"Oh, the world isn't to blame if we see it through a fog!" he said. "Excellent salad."

"Thanks," drawled Mr. Nevins, amicably. "I cut it up, and Ardly made the dressing. The cutting up is the part that tells."

"But why didn't you bring it to me?" asked Mariana. "I should have liked to help you." Then she raised her glass. "Health to 'Andromeda' and confusion to her enemies!"

There followed a wild clashing of glasses and a series of hoarse hurrahs from Mr. Nevins. After which Mariana was borne tumultuously to the piano, where she sang a little French song about love and fame.

Then Mr. Sellars sang an Irish ballad, and Nevins volunteered the statement that, after hearing Ardly, anybody who didn't mistake his nose for his mouth would be a relief.

"You don't listen," protested Ardly. "We have an excellent system," he explained. "We sometimes spend a musical evening, and when Nevins sings I look through the portfolio for my pieces, and when I sing he looks for his."

That night when Mariana went up to her room she was in exuberant spirits. In a whirl of energy she pirouetted before the mirror. Then she stopped suddenly, grew white, and swayed forward.

"I can't stand excitement," she said, and before Anthony could reach her she fell a limp heap upon the floor. Algarcife dashed into the adjoining room and returned with a flask of brandy. Then he undressed her, wrapped her in a dressing-gown, and, drawing off her shoes and stockings, chafed her cold feet. Mariana was too exhausted to protest, and allowed herself to be lulled to sleep like a child.

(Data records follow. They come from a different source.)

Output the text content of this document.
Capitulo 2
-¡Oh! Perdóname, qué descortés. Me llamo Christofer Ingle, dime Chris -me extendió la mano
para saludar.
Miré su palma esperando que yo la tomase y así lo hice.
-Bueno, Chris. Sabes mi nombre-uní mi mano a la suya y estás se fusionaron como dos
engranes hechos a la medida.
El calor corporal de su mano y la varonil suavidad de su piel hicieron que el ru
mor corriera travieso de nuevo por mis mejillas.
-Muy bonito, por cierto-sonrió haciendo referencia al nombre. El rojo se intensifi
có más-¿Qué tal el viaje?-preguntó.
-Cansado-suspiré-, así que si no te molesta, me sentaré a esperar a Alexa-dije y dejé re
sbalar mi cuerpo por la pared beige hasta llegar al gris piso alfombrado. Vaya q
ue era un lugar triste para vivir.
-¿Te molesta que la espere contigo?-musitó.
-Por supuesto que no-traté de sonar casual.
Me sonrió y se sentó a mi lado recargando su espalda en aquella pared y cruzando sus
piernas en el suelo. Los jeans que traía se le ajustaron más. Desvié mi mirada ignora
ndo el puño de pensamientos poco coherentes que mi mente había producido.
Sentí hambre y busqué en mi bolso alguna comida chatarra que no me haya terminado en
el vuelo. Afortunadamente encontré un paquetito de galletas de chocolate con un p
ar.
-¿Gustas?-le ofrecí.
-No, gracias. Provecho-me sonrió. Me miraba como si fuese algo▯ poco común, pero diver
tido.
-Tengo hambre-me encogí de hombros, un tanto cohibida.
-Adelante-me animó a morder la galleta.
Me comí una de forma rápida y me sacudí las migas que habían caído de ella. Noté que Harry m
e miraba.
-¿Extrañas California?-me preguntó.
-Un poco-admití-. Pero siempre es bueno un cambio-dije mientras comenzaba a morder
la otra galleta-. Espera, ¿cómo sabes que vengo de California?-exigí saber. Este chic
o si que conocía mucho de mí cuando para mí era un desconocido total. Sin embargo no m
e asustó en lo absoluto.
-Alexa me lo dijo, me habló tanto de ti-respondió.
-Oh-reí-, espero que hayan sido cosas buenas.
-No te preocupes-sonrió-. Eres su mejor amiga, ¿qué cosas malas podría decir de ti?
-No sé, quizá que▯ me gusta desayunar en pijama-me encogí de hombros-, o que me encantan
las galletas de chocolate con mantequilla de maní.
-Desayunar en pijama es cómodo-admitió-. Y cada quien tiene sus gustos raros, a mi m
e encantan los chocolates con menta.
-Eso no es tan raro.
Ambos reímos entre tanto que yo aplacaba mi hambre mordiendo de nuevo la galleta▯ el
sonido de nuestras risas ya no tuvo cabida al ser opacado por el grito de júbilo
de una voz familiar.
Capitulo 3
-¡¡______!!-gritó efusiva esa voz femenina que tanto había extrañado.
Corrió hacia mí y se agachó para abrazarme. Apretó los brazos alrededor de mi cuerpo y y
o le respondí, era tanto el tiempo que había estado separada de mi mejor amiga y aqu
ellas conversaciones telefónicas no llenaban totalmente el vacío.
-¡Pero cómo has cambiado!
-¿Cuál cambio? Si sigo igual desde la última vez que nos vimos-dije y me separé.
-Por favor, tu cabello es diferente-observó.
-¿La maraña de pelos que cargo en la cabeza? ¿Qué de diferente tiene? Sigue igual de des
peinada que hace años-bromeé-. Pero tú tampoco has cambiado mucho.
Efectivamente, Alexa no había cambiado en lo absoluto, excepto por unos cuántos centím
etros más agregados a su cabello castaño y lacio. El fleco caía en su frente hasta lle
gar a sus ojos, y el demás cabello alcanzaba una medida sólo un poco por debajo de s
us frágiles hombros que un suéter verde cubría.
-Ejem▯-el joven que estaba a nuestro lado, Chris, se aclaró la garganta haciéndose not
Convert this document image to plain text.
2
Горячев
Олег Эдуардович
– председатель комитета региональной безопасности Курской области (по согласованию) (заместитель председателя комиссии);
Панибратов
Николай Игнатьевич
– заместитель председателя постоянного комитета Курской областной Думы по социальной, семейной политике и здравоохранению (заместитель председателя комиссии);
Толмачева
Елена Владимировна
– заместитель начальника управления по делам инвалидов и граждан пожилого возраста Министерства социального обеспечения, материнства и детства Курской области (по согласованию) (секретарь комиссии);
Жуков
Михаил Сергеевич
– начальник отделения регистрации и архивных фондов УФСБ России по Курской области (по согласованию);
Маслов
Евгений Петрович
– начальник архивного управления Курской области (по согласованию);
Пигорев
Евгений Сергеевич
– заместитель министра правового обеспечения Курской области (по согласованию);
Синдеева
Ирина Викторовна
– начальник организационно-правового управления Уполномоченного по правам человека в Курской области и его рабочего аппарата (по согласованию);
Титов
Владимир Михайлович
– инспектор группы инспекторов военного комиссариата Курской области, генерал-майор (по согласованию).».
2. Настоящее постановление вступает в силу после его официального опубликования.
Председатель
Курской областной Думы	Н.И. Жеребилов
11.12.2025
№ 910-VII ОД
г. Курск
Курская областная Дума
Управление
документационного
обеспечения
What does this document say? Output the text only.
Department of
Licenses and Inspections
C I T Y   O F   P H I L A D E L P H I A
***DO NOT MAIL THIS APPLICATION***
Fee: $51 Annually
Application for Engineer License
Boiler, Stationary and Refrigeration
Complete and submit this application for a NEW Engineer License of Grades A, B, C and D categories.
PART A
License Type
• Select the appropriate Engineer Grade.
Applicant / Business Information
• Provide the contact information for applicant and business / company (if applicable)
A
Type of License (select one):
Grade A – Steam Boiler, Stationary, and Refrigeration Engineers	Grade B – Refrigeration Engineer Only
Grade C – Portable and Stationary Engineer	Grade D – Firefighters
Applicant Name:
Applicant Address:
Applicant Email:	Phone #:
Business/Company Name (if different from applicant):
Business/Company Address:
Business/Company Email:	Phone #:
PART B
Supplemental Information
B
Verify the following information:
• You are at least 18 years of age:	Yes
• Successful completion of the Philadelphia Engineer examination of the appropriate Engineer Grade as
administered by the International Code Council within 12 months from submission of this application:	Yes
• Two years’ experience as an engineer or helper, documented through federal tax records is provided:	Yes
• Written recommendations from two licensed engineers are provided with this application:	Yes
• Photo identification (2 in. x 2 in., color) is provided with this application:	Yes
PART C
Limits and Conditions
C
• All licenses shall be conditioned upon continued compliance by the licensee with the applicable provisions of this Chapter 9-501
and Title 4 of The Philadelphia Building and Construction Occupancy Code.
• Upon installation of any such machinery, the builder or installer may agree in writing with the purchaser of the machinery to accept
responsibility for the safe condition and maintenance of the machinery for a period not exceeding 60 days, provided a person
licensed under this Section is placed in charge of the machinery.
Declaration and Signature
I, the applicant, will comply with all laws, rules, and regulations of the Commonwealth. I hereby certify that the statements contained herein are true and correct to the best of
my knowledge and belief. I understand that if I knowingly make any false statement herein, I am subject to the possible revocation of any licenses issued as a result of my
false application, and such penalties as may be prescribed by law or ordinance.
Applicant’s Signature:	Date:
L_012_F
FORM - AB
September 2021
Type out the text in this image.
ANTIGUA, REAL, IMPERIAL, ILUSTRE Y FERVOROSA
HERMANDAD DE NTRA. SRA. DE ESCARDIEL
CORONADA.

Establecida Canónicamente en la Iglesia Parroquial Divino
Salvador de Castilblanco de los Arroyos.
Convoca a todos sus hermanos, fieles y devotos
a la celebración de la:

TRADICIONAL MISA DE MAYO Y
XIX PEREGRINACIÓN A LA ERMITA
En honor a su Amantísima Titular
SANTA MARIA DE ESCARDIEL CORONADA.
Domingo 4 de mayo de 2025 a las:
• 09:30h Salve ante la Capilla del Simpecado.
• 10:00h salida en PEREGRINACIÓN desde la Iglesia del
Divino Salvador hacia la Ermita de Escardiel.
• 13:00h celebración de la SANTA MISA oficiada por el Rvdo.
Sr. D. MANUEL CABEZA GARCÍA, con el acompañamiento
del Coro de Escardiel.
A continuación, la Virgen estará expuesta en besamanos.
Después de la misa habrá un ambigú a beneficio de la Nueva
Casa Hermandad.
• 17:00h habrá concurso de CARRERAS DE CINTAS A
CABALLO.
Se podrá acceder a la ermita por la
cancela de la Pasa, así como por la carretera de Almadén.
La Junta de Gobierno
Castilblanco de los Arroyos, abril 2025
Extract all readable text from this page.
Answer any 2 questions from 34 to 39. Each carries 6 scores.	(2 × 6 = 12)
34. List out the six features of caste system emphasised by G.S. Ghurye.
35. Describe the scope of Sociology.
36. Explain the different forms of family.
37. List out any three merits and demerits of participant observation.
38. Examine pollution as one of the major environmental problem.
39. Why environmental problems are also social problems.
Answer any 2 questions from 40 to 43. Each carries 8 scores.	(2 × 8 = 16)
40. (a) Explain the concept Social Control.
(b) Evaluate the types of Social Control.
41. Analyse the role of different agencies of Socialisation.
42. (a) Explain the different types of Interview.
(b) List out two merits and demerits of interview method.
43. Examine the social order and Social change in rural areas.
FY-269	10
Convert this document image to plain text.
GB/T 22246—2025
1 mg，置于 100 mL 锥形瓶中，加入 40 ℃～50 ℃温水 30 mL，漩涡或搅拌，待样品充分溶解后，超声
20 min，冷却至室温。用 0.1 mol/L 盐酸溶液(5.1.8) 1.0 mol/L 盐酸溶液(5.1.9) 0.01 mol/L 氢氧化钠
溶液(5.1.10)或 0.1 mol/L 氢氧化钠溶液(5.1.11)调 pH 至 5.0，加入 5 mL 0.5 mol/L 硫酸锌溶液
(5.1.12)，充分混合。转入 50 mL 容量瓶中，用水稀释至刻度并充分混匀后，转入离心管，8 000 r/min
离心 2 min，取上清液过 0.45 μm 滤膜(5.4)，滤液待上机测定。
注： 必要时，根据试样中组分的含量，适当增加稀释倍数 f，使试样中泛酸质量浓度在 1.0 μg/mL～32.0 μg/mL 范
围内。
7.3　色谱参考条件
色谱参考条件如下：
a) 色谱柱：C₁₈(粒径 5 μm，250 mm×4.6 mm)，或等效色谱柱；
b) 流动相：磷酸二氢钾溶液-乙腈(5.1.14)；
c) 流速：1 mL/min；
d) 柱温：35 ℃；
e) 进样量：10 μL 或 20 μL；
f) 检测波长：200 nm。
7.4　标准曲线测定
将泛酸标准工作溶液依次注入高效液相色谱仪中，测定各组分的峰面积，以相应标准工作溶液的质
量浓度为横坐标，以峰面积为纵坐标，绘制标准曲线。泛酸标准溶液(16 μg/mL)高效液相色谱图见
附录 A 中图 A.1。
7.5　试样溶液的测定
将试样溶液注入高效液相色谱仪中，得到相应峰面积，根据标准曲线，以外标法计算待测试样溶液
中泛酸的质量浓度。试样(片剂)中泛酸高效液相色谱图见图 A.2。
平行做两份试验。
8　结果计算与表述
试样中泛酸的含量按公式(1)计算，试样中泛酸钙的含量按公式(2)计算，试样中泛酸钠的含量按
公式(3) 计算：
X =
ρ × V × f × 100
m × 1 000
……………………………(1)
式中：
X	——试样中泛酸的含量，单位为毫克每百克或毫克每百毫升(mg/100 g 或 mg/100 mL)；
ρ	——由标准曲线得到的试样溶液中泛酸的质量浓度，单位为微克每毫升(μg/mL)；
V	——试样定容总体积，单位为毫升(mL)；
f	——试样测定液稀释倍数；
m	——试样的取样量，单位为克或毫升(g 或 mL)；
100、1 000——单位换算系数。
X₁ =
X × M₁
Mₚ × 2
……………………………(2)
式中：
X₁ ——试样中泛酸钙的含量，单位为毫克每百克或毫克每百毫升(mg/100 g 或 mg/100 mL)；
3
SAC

For several weeks after this she was nervous and unstrung. She grew hollow-eyed, the shadows deepened, and her sunniness of temper gave place to an unaccustomed melancholy. She had learned that a new life was quickening within her, and she experienced a blind and passionate fear of inevitable agony. She feared herself, she feared suffering, and she feared the fate of the unborn life. One evening she threw herself into Anthony's arms. "It is the inevitableness," she said. "If I knew that it might not happen, I could bear it better. But nothing can prevent it, and I am afraid—afraid."

Algarcife grew white. "I am afraid for you," he answered.